The possible observed state \(o(t)\) and the sales vector \(\boldsymbol{g}(t) = [g_1(t), \cdots, g_n(t)]\) at time \(t\) are stochastically given depending on the state \(s(t)\) and the assortment \(\boldsymbol{a}(t-1)\). Suppose that \(\boldsymbol{g}(t)=[r_1, \ldots, r_n]\).

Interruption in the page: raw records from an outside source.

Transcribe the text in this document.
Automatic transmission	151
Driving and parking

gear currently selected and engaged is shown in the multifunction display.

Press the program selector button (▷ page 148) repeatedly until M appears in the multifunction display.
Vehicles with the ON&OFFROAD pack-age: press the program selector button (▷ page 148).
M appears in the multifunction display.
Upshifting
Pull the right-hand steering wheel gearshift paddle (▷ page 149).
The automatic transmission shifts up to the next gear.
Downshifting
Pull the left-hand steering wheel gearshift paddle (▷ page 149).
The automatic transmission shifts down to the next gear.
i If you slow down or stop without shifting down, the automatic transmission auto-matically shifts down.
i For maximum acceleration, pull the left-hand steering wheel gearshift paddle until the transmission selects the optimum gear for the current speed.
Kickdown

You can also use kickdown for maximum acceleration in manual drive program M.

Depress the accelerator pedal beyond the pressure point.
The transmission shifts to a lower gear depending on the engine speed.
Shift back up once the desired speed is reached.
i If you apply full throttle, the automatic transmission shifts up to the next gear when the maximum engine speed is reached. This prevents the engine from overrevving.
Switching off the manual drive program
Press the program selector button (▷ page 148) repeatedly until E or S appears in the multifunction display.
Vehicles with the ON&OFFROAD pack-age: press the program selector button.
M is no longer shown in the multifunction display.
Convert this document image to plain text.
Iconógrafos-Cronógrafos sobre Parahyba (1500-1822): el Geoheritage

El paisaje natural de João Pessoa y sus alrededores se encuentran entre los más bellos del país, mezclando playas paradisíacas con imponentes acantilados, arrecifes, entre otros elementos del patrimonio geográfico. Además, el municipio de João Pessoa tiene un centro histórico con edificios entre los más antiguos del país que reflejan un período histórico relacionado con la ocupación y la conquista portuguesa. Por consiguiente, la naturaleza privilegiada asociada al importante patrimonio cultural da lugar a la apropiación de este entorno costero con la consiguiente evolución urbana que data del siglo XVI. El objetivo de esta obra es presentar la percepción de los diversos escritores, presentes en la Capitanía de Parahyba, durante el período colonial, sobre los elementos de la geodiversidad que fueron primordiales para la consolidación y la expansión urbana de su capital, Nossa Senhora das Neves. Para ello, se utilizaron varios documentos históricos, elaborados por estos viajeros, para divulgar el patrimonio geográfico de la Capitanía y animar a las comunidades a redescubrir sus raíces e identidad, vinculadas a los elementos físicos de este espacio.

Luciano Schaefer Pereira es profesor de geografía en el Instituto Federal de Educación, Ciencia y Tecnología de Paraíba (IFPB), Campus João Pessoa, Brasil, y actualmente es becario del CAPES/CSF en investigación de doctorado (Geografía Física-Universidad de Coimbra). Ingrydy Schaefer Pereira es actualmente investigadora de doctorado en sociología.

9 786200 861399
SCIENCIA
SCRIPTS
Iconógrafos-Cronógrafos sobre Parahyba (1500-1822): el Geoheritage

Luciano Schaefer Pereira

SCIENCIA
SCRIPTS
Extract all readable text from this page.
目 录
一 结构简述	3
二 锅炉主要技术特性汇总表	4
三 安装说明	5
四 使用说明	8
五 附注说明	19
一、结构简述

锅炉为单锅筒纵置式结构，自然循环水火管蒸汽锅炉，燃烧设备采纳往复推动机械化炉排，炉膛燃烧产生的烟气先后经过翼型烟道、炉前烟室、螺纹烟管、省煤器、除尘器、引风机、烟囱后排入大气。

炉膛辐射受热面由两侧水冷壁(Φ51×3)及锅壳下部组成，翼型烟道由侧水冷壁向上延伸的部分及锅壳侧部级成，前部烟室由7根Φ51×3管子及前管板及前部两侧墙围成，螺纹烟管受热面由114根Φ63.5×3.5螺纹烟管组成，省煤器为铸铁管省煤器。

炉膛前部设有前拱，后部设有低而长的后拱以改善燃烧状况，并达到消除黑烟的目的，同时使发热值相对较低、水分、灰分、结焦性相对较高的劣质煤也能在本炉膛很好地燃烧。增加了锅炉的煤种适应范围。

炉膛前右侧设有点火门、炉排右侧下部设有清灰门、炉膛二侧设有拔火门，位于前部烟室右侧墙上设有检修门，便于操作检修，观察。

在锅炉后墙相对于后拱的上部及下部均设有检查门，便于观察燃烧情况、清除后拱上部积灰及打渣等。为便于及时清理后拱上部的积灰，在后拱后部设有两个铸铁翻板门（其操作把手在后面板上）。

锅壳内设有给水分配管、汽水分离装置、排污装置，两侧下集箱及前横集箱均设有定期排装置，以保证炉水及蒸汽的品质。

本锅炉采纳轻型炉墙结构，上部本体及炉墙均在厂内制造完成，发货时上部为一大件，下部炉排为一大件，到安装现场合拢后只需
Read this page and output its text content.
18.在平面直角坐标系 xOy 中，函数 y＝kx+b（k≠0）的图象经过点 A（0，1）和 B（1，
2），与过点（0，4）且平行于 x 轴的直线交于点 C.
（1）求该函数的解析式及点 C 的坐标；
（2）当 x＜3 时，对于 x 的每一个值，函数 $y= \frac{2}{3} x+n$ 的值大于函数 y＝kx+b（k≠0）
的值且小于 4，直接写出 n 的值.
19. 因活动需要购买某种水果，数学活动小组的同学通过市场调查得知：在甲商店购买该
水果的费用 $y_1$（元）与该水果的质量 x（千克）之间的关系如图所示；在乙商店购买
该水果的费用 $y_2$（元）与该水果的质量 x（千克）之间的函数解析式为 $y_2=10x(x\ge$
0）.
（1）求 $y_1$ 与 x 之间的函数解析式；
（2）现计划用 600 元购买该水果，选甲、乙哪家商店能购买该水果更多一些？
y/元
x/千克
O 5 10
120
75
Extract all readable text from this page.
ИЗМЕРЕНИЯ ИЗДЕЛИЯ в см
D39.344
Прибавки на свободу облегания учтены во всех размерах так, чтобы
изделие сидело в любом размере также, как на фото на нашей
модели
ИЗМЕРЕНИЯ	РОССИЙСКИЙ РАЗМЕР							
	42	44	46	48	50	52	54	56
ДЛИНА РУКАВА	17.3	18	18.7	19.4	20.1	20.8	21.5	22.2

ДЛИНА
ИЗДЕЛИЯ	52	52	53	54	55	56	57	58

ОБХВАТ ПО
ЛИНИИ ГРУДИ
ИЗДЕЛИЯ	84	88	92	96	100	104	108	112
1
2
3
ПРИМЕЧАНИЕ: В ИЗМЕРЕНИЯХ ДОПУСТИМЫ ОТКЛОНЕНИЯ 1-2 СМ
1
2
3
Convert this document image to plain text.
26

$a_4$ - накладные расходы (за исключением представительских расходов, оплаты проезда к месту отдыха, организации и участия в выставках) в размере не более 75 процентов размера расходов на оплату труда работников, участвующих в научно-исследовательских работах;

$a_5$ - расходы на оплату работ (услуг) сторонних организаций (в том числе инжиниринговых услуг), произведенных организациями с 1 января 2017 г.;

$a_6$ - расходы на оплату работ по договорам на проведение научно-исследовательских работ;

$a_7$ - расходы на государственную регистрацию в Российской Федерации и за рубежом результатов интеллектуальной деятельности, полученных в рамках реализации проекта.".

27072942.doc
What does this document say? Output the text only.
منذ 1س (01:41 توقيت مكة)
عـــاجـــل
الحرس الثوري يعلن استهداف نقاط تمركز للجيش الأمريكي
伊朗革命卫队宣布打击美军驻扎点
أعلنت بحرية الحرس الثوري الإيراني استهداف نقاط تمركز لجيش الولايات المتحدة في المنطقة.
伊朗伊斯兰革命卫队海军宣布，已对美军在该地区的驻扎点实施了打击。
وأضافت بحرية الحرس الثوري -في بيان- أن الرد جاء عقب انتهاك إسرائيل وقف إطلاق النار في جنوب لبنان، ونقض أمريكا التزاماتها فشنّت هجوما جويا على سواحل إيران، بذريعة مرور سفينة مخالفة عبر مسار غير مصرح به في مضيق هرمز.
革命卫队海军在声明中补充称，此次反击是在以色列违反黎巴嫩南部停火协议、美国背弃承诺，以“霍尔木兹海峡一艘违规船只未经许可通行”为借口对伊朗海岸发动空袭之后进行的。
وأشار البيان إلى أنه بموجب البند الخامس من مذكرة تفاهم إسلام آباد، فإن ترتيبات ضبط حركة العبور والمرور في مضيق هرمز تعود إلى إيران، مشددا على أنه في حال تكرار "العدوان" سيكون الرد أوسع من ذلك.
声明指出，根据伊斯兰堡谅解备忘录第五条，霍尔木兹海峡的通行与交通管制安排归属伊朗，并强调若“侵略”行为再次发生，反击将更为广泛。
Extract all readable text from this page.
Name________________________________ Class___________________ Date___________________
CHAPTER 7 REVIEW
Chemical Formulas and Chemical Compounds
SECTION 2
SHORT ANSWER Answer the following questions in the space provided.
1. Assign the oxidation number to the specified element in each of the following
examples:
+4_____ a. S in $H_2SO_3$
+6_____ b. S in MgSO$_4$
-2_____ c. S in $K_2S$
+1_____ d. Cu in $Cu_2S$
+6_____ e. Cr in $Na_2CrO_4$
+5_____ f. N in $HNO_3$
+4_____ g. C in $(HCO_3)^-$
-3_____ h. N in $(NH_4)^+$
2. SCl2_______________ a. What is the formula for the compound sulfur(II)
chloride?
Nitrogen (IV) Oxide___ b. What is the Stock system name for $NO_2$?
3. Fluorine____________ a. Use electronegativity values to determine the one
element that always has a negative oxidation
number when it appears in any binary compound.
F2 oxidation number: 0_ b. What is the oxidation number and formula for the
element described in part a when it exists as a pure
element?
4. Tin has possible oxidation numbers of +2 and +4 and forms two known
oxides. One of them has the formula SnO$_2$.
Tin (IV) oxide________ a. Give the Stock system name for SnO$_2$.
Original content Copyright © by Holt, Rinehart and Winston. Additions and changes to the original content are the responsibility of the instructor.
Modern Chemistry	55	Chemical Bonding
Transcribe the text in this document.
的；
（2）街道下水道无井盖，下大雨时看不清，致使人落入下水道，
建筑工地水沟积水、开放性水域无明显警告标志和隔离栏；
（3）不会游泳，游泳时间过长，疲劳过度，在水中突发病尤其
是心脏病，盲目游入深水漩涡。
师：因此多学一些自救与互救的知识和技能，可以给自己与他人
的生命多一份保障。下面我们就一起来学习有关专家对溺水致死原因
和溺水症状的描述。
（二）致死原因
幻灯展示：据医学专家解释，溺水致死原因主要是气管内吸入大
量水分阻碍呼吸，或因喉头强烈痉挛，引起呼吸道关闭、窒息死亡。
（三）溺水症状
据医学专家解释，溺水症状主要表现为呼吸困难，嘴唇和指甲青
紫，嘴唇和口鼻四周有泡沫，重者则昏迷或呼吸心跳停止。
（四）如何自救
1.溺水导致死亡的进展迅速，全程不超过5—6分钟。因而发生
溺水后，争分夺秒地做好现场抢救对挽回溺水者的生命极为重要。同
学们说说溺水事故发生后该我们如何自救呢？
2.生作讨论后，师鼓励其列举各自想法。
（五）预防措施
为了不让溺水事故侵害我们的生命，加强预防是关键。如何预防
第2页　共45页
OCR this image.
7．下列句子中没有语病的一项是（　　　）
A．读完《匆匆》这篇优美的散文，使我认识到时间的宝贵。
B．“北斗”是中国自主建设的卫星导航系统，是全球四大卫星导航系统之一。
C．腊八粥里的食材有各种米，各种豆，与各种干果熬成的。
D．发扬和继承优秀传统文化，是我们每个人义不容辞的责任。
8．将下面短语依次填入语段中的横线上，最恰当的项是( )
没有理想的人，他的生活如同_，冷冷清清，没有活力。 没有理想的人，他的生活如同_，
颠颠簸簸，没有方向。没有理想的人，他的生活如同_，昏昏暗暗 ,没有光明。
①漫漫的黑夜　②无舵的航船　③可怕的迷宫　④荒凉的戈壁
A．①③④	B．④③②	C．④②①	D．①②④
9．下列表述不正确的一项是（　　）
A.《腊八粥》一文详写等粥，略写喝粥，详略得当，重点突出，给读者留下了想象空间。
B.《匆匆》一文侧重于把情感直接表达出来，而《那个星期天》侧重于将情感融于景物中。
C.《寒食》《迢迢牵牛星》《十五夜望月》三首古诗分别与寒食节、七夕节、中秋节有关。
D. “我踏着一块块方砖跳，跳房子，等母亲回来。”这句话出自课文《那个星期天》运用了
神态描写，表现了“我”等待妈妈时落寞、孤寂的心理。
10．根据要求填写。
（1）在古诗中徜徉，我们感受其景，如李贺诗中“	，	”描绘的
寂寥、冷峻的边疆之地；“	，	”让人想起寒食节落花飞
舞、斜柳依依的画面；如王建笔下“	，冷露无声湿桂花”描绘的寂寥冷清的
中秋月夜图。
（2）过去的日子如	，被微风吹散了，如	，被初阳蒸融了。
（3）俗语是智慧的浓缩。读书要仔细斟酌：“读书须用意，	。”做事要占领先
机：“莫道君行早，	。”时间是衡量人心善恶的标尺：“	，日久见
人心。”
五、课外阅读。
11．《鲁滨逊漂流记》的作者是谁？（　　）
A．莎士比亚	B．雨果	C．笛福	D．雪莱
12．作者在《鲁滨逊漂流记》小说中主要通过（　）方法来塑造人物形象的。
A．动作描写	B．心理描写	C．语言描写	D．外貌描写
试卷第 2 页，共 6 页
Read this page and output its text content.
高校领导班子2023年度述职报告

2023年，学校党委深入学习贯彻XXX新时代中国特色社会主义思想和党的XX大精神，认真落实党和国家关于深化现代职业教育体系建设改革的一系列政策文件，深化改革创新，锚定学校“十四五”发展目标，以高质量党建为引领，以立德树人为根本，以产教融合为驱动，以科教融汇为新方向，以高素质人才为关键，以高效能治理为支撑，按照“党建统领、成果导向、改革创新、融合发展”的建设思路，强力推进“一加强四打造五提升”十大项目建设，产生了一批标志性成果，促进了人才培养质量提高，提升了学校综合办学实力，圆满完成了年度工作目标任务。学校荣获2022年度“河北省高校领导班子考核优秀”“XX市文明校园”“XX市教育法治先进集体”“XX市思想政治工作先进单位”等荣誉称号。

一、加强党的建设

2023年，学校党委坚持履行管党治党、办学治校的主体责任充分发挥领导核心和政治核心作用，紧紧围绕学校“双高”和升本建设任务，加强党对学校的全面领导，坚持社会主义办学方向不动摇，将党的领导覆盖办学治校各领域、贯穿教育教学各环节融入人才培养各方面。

Then the probability is given by

\[\begin{align} & {\cal O}(s(t), \boldsymbol{a}(t-1), o(t), \boldsymbol{g}(t))\nonumber\\ & := \Pr(o(t), \boldsymbol{g}(t) | s(t), \boldsymbol{a}(t-1)\nonumber)\\ & = \prod^n_{i=1}\Pr(o(t), g_i(t)=r_i | s(t), \boldsymbol{a}(t-1)) \tag{11} \\ & = \prod^n_{i=1}\Pr(g_i(t)=r_i | s(t), \boldsymbol{a}(t-1))\nonumber \end{align}\] |

The last equality follows from the fact that \(o(t)\) is uniquely determined from \(s(t)\) as described in Sect. 3(4), i.e., the observation masks some substates. \(\Pr(g_i(t)=r_i | s(t), \boldsymbol{a}(t-1))\) is computed by Eq. (5).

At time \(t\), the agent obtains the possible observed state \(o(t)\) and the sales \(g_i(t)\) of each product \(q_i\). The total sales of products is regarded as the reward. Let \(\mathit{rw}(t)\) denote the reward at time \(t\). Then \(\mathit{rw}(t) := G(s(t), \boldsymbol{a}(t - 1)) = \sum_{q_i \in \boldsymbol{a}(t - 1)} g_i(t)\).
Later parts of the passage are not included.